EnergyAustralia, the third biggest energy retailer in the country, has taken a $1.1 billion hit to the value of its retail business, citing reduced margins and growing competition for the move.
The write down of goodwill was announced late on Tuesday by EnergyAustralia’s Hong Kong based owner CLP Holdings, and will be included in the annual accounts to be released in late February.
CLP noted the write down, or impairment, accounted for more than two thirds of the goodwill of the retailing business, built up from two purchases of retail operations, going all the way back to the old TXU business back in 2007.
In those days, energy utility businesses were able to make fat retail margins. That’s no longer the case, a legacy of the radical changes that are happening in the energy markets themselves – new technology, consumers emerging as producers with rooftop solar – and the general economic environment.
EnergyAustralia CEO Mark Collette says retail margins have fallen from more than eight per cent of customer bills as recently as 2015/16 to just 2.3 per cent now. He also cites increased competition and the higher cost of capital.
- “The impairment in goodwill is the result of more demanding economic and operating conditions that has seen a revision of assumptions on retail margins, customer growth and EnergyAustralia’s weighted cost of capital, with retail margins being the key driver of the impairment,” he said in a statement.
How this affects the ongoing business is not entirely clear.
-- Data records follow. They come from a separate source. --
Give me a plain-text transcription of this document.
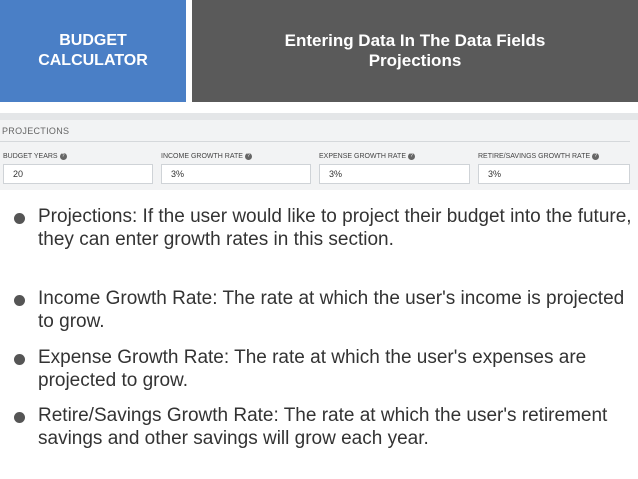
BUDGET
CALCULATOR
Entering Data In The Data Fields
Projections
PROJECTIONS
BUDGET YEARS ?
20
INCOME GROWTH RATE ?
3%
EXPENSE GROWTH RATE ?
3%
RETIRE/SAVINGS GROWTH RATE ?
3%
Projections: If the user would like to project their budget into the future, they can enter growth rates in this section.
Income Growth Rate: The rate at which the user's income is projected to grow.
Expense Growth Rate: The rate at which the user's expenses are projected to grow.
Retire/Savings Growth Rate: The rate at which the user's retirement savings and other savings will grow each year.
The whole industry is having to rethink their business models as the market moves away from centralised fossil fuel generation and one-way traffic on the networks, to more consumer focused technologies and two-way traffic on the grid.
Collette says the company is working hard on its “behind the meter” solutions with customers, essentially trying to discover what role it can play in helping households manage rooftop solar, battery storage and the growing push to electricifation, including EVs and household appliances such as cooktops and heaters.
What is working well for EnergyAustralia, the company says, is an improvement in its wholesale market operations – essentially the money it makes from selling electricity into the wholesale market through its own production and from market deals.
It has completed work on two of the four units at the Yallourn brown coal generator in Victoria and will continue work on the other two units this year.
It is also progressing new investments such as the newly announced Hallett battery in South Australia, the Woreen battery in Victoria, and the redesigned Lake Lyell pumped hydro plant in NSW.
EnergyAustralia is also the biggest contractor of third party storage assets in the country, with deals to operate the Gannawarra and Ballarat batteries in Victoria, the Riverina battery in NSW, and the Kidston pumped hydro project in Queensland that is due to come on line later this year.
It has also begun generation from the new Tallawarra B gas-fired peaking power station in NSW. It all means that the entire business is likely to at least break even for the 2023 calendar year.
“After a difficult 2022, we made good progress in 2023 by strengthening our operational and financial performance,” Collette said in the statement.
“These outcomes have placed us in a stronger financial and strategic position to shape our future and accelerate our participation in the clean energy transformation.”